Ed’s last great journey was in the year before he died—an odyssey to Antarctica to celebrate the 50th anniversary of the New Zealand presence that he had helped establish on that continent. Ed was very frail and very determined to make the most of what he certainly knew would be his last visit to one of the places he loved best of all. Attendant media were in awe; in each of them, their desperate desire to make the most of Ed’s presence was waging a fierce war with their respectful acknowledgement that he might deserve to be left in peace.

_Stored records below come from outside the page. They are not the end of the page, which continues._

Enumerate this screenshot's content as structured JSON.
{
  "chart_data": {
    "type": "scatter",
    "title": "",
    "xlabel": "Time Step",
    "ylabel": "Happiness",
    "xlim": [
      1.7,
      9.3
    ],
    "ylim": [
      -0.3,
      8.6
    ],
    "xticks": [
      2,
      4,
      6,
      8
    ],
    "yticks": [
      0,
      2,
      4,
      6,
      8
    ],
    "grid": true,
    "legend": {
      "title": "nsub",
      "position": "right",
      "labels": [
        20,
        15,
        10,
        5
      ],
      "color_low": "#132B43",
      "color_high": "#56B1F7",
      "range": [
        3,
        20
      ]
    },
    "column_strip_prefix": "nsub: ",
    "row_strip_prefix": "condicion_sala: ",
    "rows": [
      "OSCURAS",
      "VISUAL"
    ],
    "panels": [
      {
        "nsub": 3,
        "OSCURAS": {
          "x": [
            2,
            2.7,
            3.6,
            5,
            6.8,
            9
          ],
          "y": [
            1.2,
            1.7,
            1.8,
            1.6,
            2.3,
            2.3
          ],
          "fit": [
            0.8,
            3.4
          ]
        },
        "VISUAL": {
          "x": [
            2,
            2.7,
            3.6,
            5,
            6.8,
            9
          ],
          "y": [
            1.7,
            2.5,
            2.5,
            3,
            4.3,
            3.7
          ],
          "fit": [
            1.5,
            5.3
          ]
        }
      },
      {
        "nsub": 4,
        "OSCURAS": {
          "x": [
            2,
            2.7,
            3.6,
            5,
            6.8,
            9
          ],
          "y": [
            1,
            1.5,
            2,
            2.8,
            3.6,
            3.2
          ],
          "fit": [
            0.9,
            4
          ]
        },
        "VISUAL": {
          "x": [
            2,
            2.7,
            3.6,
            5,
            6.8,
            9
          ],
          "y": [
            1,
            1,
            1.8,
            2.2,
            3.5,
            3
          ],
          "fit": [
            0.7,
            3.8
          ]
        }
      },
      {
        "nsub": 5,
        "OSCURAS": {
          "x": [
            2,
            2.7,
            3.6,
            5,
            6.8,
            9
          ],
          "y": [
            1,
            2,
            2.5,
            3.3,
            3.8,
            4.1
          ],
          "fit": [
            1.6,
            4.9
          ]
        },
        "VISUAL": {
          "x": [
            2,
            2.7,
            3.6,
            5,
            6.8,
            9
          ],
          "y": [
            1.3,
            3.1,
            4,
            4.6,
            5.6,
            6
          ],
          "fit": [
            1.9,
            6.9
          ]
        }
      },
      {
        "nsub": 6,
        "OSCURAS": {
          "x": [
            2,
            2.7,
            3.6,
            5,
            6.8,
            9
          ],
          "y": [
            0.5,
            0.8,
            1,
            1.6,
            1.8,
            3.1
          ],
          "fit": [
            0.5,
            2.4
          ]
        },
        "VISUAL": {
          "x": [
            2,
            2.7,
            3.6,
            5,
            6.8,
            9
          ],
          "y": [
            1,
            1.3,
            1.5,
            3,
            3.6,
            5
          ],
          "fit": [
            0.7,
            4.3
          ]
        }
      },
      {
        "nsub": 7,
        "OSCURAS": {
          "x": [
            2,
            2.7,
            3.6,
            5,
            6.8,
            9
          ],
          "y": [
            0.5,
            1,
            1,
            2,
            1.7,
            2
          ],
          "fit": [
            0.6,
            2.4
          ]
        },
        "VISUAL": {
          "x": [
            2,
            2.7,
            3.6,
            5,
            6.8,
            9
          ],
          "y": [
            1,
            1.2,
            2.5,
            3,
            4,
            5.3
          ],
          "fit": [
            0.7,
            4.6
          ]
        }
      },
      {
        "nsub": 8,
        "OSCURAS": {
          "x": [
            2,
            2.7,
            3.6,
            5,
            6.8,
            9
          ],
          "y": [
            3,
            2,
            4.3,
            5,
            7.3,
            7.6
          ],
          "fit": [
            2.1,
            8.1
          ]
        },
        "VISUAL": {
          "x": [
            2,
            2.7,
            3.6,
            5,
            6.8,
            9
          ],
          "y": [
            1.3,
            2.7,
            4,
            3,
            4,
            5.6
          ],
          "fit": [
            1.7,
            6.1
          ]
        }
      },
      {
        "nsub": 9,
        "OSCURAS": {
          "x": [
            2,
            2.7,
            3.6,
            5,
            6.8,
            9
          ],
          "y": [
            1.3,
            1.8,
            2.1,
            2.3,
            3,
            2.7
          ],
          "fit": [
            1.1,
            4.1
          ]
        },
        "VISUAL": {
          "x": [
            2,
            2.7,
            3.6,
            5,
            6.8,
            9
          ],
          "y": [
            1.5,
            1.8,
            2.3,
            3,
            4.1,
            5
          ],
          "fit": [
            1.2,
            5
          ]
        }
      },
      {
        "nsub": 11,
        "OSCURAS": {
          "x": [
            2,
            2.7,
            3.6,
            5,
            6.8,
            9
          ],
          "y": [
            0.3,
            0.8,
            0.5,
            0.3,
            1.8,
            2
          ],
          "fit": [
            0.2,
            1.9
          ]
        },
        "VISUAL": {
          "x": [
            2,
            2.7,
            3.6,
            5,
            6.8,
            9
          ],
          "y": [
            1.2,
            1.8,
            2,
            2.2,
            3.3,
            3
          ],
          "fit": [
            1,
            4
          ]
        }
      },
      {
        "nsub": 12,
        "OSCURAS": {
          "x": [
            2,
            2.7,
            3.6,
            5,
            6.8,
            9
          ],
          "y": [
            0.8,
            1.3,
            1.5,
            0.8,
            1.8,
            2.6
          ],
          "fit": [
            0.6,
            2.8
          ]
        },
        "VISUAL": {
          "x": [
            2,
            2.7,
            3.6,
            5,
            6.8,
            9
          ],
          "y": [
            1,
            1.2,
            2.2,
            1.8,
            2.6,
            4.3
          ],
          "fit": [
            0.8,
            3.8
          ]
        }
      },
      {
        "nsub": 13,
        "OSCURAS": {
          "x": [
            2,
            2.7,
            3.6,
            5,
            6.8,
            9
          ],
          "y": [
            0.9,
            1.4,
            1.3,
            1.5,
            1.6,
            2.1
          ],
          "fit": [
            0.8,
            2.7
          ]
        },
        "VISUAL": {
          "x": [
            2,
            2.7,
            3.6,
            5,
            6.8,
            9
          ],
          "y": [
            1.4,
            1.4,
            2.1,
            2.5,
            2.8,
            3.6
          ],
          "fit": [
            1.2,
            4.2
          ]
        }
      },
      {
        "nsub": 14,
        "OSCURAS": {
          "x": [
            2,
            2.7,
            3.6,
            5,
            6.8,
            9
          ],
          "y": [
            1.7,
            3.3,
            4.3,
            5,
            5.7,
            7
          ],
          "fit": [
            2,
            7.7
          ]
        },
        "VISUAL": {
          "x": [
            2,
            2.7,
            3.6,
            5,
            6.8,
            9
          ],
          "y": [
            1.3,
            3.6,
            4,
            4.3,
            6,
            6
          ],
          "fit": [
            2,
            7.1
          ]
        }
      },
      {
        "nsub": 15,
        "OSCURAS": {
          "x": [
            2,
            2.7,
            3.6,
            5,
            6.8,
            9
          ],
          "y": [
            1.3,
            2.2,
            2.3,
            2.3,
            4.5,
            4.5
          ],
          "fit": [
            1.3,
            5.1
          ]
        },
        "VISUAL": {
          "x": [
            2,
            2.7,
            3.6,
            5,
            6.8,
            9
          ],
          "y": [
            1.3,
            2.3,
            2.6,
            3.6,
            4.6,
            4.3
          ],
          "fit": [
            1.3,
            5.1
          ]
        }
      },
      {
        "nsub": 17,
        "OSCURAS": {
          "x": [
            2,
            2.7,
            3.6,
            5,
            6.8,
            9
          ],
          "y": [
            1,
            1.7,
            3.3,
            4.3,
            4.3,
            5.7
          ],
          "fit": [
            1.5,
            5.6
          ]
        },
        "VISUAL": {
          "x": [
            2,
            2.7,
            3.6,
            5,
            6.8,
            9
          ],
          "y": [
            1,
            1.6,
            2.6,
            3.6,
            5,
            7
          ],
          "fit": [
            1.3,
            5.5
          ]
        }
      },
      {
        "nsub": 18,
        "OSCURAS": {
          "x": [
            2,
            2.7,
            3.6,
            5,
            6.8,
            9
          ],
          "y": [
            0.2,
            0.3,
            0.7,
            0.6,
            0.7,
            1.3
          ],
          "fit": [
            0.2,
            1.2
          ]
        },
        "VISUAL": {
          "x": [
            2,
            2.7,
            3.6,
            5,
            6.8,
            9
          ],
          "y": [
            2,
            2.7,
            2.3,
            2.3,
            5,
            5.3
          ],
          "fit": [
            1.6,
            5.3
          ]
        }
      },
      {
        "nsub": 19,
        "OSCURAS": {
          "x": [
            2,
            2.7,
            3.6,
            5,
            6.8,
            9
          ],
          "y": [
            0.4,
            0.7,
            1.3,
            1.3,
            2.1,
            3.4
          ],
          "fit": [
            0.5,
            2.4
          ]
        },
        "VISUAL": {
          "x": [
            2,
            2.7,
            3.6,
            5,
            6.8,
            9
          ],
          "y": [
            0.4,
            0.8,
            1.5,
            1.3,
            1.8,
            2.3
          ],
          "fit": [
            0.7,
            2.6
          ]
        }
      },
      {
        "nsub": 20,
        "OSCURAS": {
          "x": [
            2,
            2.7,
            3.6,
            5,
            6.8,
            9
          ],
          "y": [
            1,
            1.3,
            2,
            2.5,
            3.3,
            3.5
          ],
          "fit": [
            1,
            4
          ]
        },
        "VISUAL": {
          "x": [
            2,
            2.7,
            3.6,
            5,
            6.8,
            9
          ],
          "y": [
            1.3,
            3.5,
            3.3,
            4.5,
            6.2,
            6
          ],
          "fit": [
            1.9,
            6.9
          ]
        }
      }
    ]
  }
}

But Ed didn’t want to be left in peace. He appeared energised once he hit the ice. A promised 20-minute interview with accompanying media turned into 40 spellbinding minutes of anecdotes about his adventures there over the years. It got a standing ovation from the assembled journalists and others who had drifted in during the performance.

Finally, before returning to New Zealand, according to John Henzell in the Christchurch Press, he was granted his wish to spend a night in ‘an old A-frame hut discarded by the Americans and instantly appropriated by the Kiwis to serve as the equivalent of a bach on the ice shelf. He wanted to spend his final night in Antarctica cooking dinner on the same type of Primus stove Scott used and just telling some yarns over a few tumblers of whisky.’ Which he did.

Back home visitors were still welcome. Ken Richardson’s last visit was just a few months before Ed died. He arrived late in the morning to find Ed still in bed. He was received by June, who explained that Ed wasn’t feeling the best. Richardson expected to leave without paying his respects, but Ed made the effort to get up and greet him.

‘He was in shorts and his dressing gown fell off because he was sitting down and I noticed he had these enormous legs. I had never seen legs like that. I am sure Colin Meads has legs like that but Ed’s legs . . . I thought, “God they took him to the top of Everest” and I am not surprised he was picked, because those legs would have carried you anywhere. These were the legs of an 80-year-old-plus man, but they were noticeable.’

When Richardson’s visit came to an end, Ed got up to farewell him. ‘From their lounge you had to go up about three steps to reach the front door. It was very steep and Ed couldn’t make it up those steps. He faltered at the bottom, so June came and said goodbye to me and that was it.’

Invitations to events around the world regularly turned up in the mail. June was always relieved when Ed showed no desire to accept them. He said he didn’t spend much time thinking about the past. The contrast between the gangly powerhouse on Everest and the tired and frail man he had become when he was nearly 90 was depressing. Boredom lurked always in the background. June and Ed filled their days with the routine activities with which most old couples occupy themselves—he had a huge appetite for TV sport, and they went for walks together.

Weighed down with honours, with illness and with years, Ed’s thoughts naturally turned to his inevitable end. ‘I don’t spend a lot of time thinking about dying,’ he told the Listener, ‘but I like to think that, if it did occur, I would die peacefully and not make too much of a fuss about it.’